Genau wie man bei dem Kauf von Eiern verschiedene Optionen vergleicht, werden die Eltern sicherlich die Vergangenheit der Einrichtung überprüfen, wenn sie ihr Kind dort ein Jahr lang lassen. Doch was sie wirklich wollen, ist nicht Bildung (die Einrichtungen vermitteln keine kulturellen Kenntnisse), sondern dass das Kind gehorsam ist. Da sie ihre eigenen Teenager nicht selbst bestrafen können, bezahlen sie „Fachleute“ (meist ehemalige Soldaten oder Personen mit Kampferfahrung), um dies zu übernehmen. Diese Einstellung ähnelt der eines „Edelmannes, der das Schlachten meidet“: Sie wollen das Fleisch essen, aber nicht den Tod des Tieres sehen – daher beauftragen sie einen Metzger und tun so, als wären sie „sauber“.
Als die Yu Zhang Academy geschlossen wurde, hielten einige Eltern Plakate mit der Begründung hoch, dass Kinder „Leid ertragen müssen“; sie glauben, Gewalt könne ihre Kinder zur Reue bringen – doch sie ignorieren dabei die seelischen und körperlichen Schäden, die den Kindern zugefügt werden.
3. Ein Geschäft aufgrund von hohen Gewinnen: Eine gewalttätige „Schwarze Industrie“ mit niedrigen Kosten und hohem Ertrag
Wie verdienen diese Einrichtungen ihr Geld? Es ist einfach ein „Geschäft mit hohem Return on Investment:“
- Hohe Gebühren: Die Schulgebühren liegen zwischen 30.000 und 100.000 Yuan pro Semester – das ist teurer als viele internationale Kooperationsprogramme an Universitäten;
- Niedrige Kosten: Die Kinder essen das schlechteste Essen, wohnen in einfachen Unterkünften, die Löhne der Ausbilder sind niedrig – es entstehen kaum Lehrkosten;
- Zusätzliche Einnahmen: Einige Einrichtungen lassen die Kinder schwere Arbeiten erledigen (unter dem Vorwand der „Charakterbildung“), um zusätzliches Geld zu verdienen.
Laut Marx werden Menschen dazu verleitet, das Gesetz zu missachten, wenn der Gewinn hoch genug ist.
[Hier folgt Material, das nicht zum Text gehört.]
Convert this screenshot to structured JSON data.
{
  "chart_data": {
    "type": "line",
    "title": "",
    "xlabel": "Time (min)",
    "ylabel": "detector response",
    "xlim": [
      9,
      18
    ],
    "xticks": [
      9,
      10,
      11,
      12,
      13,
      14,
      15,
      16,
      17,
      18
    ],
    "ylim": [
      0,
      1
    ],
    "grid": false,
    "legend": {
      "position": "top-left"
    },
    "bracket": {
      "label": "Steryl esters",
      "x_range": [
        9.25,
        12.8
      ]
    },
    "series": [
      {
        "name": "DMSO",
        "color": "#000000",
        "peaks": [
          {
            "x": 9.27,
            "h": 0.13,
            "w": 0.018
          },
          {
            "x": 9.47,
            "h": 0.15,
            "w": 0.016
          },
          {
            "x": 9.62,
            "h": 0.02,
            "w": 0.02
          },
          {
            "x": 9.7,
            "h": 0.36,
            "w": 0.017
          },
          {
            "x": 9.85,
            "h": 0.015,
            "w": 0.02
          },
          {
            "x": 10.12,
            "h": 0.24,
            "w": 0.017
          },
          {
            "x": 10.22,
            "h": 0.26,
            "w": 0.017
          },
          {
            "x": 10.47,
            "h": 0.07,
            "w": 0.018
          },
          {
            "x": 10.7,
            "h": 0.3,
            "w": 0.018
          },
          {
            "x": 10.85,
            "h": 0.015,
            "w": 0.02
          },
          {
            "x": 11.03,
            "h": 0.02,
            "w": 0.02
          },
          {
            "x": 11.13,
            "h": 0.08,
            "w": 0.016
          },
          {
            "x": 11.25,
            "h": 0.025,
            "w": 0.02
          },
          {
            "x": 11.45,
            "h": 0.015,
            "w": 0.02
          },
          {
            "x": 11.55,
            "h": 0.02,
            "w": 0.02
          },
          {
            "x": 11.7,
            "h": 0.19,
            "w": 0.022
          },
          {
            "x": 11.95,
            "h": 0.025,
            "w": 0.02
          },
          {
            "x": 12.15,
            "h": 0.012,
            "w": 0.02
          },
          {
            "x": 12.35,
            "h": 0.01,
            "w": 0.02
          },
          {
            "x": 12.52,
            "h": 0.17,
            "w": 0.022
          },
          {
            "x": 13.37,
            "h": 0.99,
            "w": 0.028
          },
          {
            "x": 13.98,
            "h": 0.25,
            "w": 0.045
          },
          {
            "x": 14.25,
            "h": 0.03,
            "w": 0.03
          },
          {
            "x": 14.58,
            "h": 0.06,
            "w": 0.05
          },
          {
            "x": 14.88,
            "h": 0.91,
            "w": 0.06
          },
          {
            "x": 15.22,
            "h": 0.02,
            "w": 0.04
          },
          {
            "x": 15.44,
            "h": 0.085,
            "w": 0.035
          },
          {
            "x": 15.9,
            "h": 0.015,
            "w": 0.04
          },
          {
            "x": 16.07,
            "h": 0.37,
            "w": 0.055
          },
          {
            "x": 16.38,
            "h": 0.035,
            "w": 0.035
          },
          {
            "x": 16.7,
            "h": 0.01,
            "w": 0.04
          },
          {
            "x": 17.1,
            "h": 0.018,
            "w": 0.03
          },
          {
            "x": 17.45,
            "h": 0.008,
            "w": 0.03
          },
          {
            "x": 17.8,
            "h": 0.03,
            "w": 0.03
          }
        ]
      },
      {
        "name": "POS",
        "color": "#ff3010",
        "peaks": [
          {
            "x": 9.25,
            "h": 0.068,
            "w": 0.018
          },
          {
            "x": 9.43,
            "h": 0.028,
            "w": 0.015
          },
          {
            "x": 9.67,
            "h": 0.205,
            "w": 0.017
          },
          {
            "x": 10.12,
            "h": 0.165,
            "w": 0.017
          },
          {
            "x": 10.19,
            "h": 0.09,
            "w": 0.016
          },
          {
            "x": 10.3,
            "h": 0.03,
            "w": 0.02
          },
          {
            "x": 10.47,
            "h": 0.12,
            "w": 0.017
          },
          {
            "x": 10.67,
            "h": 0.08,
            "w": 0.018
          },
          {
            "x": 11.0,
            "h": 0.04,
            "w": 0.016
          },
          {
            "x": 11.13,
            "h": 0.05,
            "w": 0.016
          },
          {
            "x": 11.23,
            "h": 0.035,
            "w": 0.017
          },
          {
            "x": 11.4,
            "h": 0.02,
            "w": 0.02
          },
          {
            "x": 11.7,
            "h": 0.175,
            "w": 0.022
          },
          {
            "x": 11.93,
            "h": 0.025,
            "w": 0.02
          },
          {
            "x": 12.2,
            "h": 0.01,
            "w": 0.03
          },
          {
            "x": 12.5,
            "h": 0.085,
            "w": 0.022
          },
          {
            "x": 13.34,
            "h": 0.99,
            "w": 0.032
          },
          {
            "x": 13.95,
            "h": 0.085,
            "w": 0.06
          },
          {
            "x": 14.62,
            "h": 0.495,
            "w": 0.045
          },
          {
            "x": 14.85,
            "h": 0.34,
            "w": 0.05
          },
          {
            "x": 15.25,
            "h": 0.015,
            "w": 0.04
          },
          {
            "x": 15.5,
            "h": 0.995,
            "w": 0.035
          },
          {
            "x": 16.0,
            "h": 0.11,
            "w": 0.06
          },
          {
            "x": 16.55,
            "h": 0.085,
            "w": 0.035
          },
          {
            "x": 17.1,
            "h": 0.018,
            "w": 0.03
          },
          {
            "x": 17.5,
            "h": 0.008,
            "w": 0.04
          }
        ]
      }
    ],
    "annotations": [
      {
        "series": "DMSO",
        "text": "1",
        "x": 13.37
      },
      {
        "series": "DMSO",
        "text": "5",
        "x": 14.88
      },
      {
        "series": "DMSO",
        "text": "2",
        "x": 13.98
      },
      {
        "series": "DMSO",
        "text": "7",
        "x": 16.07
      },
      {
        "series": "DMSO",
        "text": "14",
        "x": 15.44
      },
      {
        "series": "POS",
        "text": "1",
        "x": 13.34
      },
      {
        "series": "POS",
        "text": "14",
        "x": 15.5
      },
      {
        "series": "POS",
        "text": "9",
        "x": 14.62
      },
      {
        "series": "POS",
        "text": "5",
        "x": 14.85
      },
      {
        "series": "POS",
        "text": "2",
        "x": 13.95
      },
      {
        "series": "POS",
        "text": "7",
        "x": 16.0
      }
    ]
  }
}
Die Gewinne dieser Einrichtungen liegen weit über 100 Prozent – daher wagen es einige, weiterzumachen.
4. Schwierigkeiten bei der Überwachung: Warum können illegale Einrichtungen nicht ausgelöscht werden?
Obwohl es sich um illegale Festnahmen und Misshandlungen handelt, überleben diese Einrichtungen seit mehr als einem Jahrzehnt:
- Schwierige Durchsetzung des Gesetzes: Wie im Fall von Suling weigert sich die Polizei, den Fall zu bearbeiten, mit der Begründung, es handle sich um „Haushaltsangelegenheiten“;
- Unterstützung durch Eltern: Einige Eltern dienen als „Schutzschild“ für diese Einrichtungen – als die Yu Zhang Academy geschlossen wurde, protestierten einige Eltern sogar und meinten, die Einrichtung habe ihre Kinder gut erzogen;
- Veraltete Überwachung: Wenn sich die Einrichtungen nur den Namen ändern (von „Schulen zur Behandlung von Internetabhängigkeit“ zu „Entwicklungsstätten“ oder „Rehabilitationszentren“), können sie weiterhin ihren Betrieb fortsetzen, ohne dass die Überwachungsbehörden rechtzeitig reagieren.
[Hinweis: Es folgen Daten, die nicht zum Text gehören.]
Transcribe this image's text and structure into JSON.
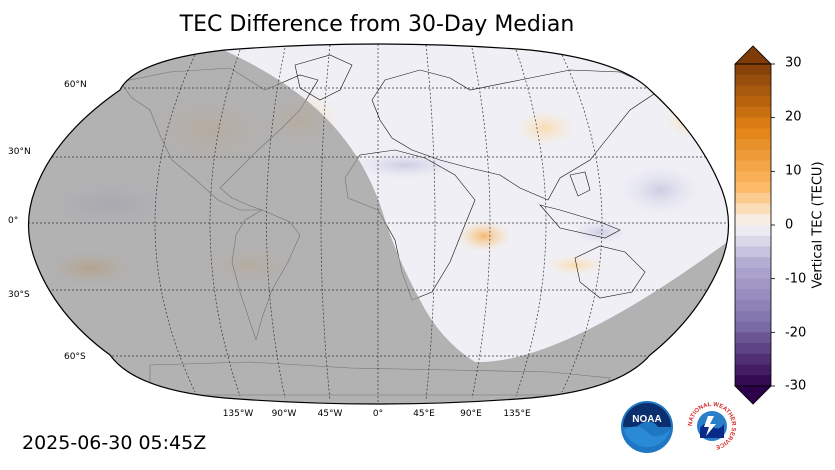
{
  "title": "TEC Difference from 30-Day Median",
  "timestamp": "2025-06-30 05:45Z",
  "projection": "robinson",
  "latitude_labels": [
    "60°N",
    "30°N",
    "0°",
    "30°S",
    "60°S"
  ],
  "longitude_labels": [
    "135°W",
    "90°W",
    "45°W",
    "0°",
    "45°E",
    "90°E",
    "135°E"
  ],
  "night_shading": "grey overlay on western hemisphere (Americas, Pacific, Antarctica)",
  "colorbar": {
    "label": "Vertical TEC (TECU)",
    "min": -30,
    "max": 30,
    "ticks": [
      "30",
      "20",
      "10",
      "0",
      "-10",
      "-20",
      "-30"
    ],
    "extend": "both",
    "colors": {
      "max": "#7f3b08",
      "high": "#e08214",
      "mid_high": "#fdb863",
      "zero": "#f7f7f7",
      "mid_low": "#b2abd2",
      "low": "#8073ac",
      "min": "#2d004b"
    }
  },
  "logos": {
    "noaa": {
      "text": "NOAA"
    },
    "nws": {
      "text": "NATIONAL WEATHER SERVICE"
    }
  }
}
5. Die Wurzel des Problems: Der falsche Glaube, Kinder seien „privates Eigentum“
Im Kern liegt das Missverständnis einiger Eltern: Das Kind gehört mir – ich kann damit machen, was ich will, auch wenn es sich um illegale Festnahmen oder Gewalt handelt.
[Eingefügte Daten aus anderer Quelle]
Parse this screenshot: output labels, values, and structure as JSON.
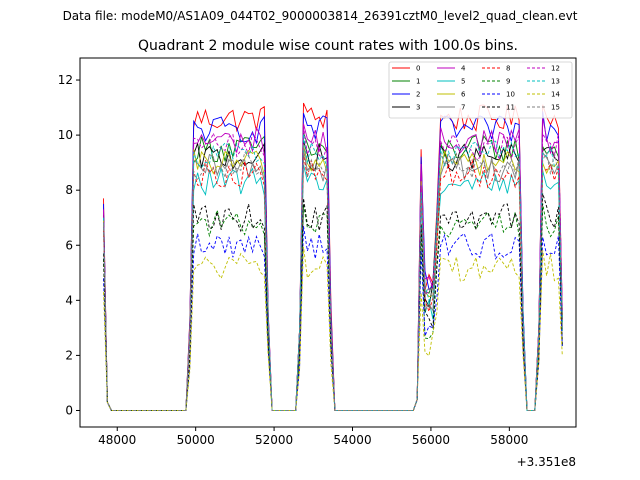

Solange dieser Glaube nicht ändert, wird das Problem bestehen bleiben. Solange es Eltern gibt, die bereit sind, Geld auszugeben, um ihre Kinder zu zwingen, gehorsam zu sein, werden solche Einrichtungen weiterexistieren. Der Artikel betont abschließend: Eltern haben kein Recht, ihre Kinder zu schlagen – und schon gar nicht andere dazu zu autorisieren; sie sind die eigentlichen Täter der Gewalt gegenüber ihren Kindern und können sich nicht auf ihre Rolle als „Eltern“ herausreden.
Dieser Artikel beschreibt nicht nur einige Fälle, sondern stellt auch die Frage: Wann werden wir endlich Kinder als eigenständige Personen betrachten und nicht mehr als „privates Eigentum“, das nach Belieben behandelt werden kann? Nur wenn sich dieser Glaube ändert und es strenge gesetzliche Überwachung gibt, werden solche gewalttätigen Einrichtungen wirklich verschwinden.